Alosa vistonica
- Conservation status: Extinct (IUCN 3.1)

Scientific classification
- Kingdom: Animalia
- Phylum: Chordata
- Class: Actinopterygii
- Order: Clupeiformes
- Family: Alosidae
- Genus: Alosa
- Species: †A. vistonica
- Binomial name: †Alosa vistonica Economidis & Sinis, 1986
- Synonyms: A. caspia vistonica (orig. comb.) Economidis & Sinis, 1986;

= Alosa vistonica =

- Authority: Economidis & Sinis, 1986
- Conservation status: EX
- Synonyms: A. caspia vistonica (orig. comb.), Economidis & Sinis, 1986

Species of fish

Alosa vistonica the Thracian shad, is an extinct species of shad, a freshwater fish in the family Alosidae. It was endemic to a single shallow lake, Lake Vistonida in northeastern Greece. It was officially declared extinct by the International Union for Conservation of Nature in October 2024 as the species has not been recorded within its only known distribution since 1995.

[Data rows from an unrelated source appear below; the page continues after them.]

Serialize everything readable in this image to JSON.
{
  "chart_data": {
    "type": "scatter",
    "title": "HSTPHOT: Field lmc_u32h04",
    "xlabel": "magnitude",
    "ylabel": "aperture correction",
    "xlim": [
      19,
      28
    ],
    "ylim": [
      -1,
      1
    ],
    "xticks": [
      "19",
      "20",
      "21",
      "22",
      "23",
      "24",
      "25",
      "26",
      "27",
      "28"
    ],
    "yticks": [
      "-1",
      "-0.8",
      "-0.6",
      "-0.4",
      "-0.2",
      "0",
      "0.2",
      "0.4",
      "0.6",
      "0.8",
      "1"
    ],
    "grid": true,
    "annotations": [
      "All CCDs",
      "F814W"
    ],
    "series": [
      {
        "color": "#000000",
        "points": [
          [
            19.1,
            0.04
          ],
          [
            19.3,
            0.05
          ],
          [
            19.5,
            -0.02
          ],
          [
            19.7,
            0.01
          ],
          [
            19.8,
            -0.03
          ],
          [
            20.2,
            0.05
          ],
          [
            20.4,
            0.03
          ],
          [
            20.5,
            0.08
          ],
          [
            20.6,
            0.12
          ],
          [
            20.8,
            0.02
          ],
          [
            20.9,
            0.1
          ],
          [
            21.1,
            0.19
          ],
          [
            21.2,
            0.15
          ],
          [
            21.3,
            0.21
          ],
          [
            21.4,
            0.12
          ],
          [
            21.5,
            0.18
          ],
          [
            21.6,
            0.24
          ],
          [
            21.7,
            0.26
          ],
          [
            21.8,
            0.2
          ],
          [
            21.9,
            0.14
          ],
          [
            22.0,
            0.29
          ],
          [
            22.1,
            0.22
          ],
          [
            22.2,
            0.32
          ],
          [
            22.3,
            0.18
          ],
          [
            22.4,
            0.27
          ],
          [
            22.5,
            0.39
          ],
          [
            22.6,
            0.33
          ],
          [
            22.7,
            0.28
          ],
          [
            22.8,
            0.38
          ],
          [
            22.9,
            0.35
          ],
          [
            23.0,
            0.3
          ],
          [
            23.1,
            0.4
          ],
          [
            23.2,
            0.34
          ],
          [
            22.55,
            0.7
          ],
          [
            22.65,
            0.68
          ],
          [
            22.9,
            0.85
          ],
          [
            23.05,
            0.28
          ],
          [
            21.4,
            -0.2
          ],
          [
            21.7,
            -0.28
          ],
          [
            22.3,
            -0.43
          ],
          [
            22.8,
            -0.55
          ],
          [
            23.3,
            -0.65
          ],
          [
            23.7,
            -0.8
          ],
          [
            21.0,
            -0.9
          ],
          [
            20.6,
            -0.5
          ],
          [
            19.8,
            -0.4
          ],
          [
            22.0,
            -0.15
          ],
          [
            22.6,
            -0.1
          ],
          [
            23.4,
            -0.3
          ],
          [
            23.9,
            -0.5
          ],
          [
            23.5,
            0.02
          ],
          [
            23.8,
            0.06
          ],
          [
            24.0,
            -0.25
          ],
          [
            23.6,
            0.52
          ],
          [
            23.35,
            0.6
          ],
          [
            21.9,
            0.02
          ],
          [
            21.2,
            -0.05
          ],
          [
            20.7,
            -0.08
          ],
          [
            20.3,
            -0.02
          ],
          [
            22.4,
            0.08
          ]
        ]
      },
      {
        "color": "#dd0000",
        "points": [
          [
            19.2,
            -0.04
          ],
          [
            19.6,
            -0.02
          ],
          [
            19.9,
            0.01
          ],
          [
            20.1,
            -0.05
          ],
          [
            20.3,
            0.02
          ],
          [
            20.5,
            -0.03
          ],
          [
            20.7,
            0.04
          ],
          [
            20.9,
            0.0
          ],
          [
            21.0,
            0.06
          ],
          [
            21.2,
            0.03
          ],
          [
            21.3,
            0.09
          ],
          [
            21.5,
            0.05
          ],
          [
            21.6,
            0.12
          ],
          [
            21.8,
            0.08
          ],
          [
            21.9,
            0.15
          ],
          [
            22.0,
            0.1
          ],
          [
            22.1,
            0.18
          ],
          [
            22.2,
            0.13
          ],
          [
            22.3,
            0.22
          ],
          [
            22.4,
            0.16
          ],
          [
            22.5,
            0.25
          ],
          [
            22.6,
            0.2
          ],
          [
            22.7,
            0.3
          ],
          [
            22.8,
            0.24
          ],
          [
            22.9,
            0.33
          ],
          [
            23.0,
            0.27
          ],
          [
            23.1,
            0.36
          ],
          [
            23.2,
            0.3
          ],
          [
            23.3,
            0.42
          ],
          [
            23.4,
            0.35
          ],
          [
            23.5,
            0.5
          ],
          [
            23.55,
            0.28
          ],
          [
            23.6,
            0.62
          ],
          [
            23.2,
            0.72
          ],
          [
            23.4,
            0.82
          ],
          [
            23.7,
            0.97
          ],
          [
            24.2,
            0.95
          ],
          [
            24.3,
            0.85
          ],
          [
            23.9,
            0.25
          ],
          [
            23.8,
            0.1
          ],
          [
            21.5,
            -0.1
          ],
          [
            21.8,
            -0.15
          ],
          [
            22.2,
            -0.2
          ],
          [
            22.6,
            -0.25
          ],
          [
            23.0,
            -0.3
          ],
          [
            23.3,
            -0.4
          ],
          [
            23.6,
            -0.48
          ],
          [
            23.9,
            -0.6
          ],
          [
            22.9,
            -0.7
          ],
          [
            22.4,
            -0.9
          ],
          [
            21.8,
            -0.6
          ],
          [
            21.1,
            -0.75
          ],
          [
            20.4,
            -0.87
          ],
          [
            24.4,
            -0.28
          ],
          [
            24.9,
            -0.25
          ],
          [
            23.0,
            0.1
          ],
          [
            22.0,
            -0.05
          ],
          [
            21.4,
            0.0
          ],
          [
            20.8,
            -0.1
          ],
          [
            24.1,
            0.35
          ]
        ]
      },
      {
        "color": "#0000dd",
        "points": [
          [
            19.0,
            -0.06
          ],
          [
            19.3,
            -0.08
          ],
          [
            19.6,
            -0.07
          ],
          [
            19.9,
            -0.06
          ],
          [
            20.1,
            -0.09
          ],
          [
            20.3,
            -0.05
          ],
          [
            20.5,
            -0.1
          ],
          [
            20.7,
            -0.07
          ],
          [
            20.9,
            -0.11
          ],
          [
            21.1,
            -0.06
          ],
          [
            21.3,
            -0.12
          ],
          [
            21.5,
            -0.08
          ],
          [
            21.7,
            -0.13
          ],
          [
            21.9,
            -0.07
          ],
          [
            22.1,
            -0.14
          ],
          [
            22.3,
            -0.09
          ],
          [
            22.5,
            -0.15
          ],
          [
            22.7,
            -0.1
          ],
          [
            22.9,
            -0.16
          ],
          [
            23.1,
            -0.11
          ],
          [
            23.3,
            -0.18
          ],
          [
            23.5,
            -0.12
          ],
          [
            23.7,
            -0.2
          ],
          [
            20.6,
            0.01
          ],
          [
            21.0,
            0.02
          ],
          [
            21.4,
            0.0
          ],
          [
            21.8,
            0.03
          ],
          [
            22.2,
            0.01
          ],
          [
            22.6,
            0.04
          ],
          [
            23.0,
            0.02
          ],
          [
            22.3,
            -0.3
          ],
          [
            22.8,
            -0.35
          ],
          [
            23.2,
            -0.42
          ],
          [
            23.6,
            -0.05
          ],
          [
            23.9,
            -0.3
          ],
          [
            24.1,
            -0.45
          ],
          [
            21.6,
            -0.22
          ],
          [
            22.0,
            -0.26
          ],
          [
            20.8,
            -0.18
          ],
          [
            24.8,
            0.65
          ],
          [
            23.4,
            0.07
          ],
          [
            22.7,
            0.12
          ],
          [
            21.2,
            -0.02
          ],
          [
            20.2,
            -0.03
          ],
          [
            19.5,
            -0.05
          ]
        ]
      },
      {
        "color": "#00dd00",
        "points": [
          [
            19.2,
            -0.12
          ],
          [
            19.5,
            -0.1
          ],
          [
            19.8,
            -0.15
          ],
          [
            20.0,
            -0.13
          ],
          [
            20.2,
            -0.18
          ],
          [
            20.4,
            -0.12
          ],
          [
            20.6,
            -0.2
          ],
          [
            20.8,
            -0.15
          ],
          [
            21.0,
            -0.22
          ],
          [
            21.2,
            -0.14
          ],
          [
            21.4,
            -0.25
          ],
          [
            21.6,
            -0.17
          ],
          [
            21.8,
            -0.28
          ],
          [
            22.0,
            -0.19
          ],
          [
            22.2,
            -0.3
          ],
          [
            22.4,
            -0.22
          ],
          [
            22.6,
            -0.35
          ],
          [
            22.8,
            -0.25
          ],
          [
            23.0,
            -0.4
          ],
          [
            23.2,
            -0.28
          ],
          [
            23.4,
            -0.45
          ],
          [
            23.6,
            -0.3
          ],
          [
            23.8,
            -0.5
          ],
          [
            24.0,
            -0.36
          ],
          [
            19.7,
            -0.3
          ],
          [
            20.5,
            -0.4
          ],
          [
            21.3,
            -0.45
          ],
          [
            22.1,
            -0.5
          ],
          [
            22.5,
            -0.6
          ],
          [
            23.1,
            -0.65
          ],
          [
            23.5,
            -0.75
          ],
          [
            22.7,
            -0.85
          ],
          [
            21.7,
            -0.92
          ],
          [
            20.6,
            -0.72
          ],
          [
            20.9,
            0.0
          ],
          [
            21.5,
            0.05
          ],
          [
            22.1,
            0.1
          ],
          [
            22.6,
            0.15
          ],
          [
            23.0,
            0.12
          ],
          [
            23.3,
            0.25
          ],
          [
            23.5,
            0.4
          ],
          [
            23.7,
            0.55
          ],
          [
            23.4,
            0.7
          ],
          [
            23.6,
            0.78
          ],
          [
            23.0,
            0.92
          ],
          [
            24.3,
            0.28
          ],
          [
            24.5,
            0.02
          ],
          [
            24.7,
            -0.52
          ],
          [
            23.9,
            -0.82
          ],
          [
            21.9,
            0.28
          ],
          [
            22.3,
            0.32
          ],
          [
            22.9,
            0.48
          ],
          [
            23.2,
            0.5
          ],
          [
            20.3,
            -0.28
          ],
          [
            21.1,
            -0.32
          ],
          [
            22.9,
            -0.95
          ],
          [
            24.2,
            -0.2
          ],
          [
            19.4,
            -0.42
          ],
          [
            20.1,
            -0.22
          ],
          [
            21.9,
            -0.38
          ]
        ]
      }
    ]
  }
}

It was likely driven to extinction through pollution sewage and industrial effluents, destruction of spawning sites by agricultural development and increased salinity following the opening of a canal into the sea.

==Description==
A. vistonica reached a maximum length of 17 cm (SL). It is distinguished from other members of its genus entering freshwater of the Mediterranean basin by having 78–97 gill rakers and well-developed teeth on the palatine and vomer, especially in juveniles.

==Taxonomy==
Alosa vistonica was first formally described as Alosa caspia vistonica in 1986 by Panos Stavros Economidis and Apostolos I. Sinis with its type locality given as Lake Vistonida. This species is now classified in the genus Alosa, which was proposed by Johann Heinrich Friedrich Link in 1797, within the family Alosidae in the order Clupeiformes, the herrings and related fishes.

==Etymology==
Alaosa vistonica belongs to the genus Alosa, a derivatuion of alausa the Latin name for Clupea alosa which is the type species of the genus through absolute tautonymy. The specific name, vistonica, means "of Vistonis", meaning Lake Vistonida, the only place this fish was known to occur.